Published online by Cambridge University Press: 25 March 2010
If we turn back the clock to the early 1890s, or more precisely to the sketches drawn for us (largely by radical members of the intelligentsia) of the masterovye, the skilled workers employed in St. Petersburg's mechanical and metalprocessing plants, we can draw a number of concurring generalizations about the characteristics that then distinguished these workers – and more generally the world of the zavodskiye (the workers, skilled and unskilled, employed in various plants of the capital's heavy industries) – from the largely unskilled and lower paid workers employed in the city's light industries, (most of them in textile and food-processing enterprises):
One of these concurring generalizations centers on the learning process involved in skilled metalworkers' mastering of their trade and the key role that this process of mastering ultimately played in these workers' gains of greater autonomy in the production process, as well as in their economic, social, and cultural advancement.
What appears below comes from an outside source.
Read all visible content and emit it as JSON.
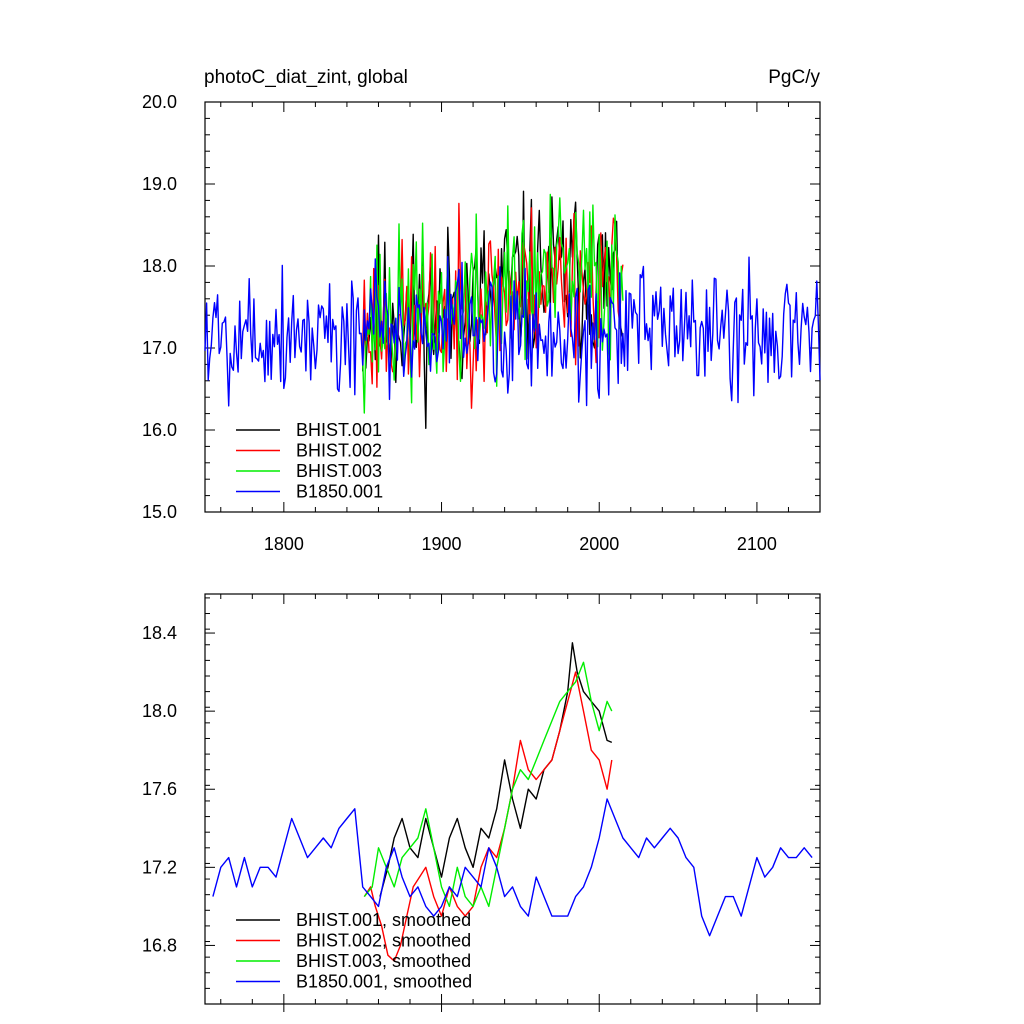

Greater autonomy because, in the semiartisanal conditions that still distinguished the operations of St. Petersburg's mechanical and other metal-processing plants (including even the larger ones), the acquisition of the various skills attendant on the mastery of the trade implied for a machinist and other skilled workers employed in mechanical and other metal-processing plants the assumption of greater control over their own work: greater independence in the exercise of the various decisions involved in the work process, in the tempo at which this work was performed, and more generally in the degree of freedom attained in this work performance from interference by supervisory personnel.